Many P. Hall had written in the Secret Teachings of All Ages – “Consciousness, intelligence, and force are fittingly symbolized by the consciousness colorscolors blue, yellow, and red. The therapeutic effects of the colors, moreover, are in harmony with this concept, for blue is a fine, soothing, electrical color; yellow, a vitalizing and refining color; and red, an agitating and heat-giving color. It has also been demonstrated that minerals and plants affect the human constitution according to their colors.

Thus a yellow flower generally yields a medicine that affects the constitution in a manner similar to yellow light or the musical tone mi. An orange flower will influence in a manner similar to orange light and, being one of the so-called secondary colors, corresponds either to the tone re or to the chord of do and mi.

The ancients conceived the spirit of man to correspond with the color blue, the mind with yellow, and the body with red. Heaven is therefore blue, earth yellow, and hell–or the underworld–red. The fiery condition of the inferno merely symbolizes the nature of the sphere or plane of force of which it is composed.

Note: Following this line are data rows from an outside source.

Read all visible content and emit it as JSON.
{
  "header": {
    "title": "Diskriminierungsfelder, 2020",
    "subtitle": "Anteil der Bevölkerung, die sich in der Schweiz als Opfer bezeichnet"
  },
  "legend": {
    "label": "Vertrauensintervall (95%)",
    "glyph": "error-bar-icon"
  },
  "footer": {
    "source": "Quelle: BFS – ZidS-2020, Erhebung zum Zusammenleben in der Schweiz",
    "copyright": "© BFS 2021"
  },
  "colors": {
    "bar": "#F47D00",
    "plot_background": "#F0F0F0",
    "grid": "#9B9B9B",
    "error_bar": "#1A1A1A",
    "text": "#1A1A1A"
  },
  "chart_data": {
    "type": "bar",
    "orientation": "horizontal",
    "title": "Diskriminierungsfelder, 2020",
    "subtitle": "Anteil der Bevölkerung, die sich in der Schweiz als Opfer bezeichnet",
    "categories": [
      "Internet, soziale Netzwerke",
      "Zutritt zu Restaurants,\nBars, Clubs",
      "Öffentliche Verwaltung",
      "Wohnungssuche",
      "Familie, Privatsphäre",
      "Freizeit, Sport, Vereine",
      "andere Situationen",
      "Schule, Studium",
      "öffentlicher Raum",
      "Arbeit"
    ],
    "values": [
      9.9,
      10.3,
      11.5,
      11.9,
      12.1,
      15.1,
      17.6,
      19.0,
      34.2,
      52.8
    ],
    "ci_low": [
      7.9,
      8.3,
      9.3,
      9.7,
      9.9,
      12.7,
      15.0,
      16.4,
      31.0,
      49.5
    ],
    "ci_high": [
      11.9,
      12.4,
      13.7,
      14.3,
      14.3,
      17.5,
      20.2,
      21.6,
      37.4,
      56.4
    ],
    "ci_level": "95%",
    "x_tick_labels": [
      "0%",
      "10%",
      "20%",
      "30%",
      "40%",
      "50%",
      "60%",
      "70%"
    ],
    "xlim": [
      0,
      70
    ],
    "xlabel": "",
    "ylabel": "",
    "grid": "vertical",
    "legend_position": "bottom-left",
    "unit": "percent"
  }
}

In the Greek Mysteries the irrational sphere was always considered as red, for it represented that condition in which the consciousness is enslaved by the lusts and passions of the lower nature. In India certain of the gods–usually attributes of Vishnu–are depicted with blue skin to signify their divine and supermundane constitution. According to esoteric philosophy, blue is the true and sacred color of the sun. The apparent orange-yellow shade of this orb is the result of its rays being immersed in the substances of the illusionary world.

In the original symbolism of the Christian Church, colors were of first importance and their use was regulated according to carefully prepared rules. Since the Middle Ages, however, the carelessness with which colors have been employed has resulted in the loss of their deeper emblematic meanings.

In its primary aspect, white or silver signified life, purity, innocence, joy, and light; red, the suffering and death of Christ and His saints, and also divine love, blood, and warfare or suffering; blue, the heavenly sphere and the states of godliness and contemplation; yellow or gold, glory, fruitfulness, and goodness; green, fecundity, youthfulness, and prosperity; violet, humility, deep affection, and sorrow; black, death, destruction, and humiliation. In early church art the colors of robes and ornaments also revealed whether a saint had been martyred, as well as the character of the work that he had done to deserve canonization.

In addition to the colors of the spectrum there are a vast number of vibratory color waves, some too low and others too high to be registered by the human optical apparatus. It is appalling to contemplate man’s colossal ignorance concerning these vistas of abstract space. As in the past man explored unknown continents, so in the future, armed with curious implements fashioned for the purpose, he will explore these little known fastnesses of light, color, sound, and consciousness.”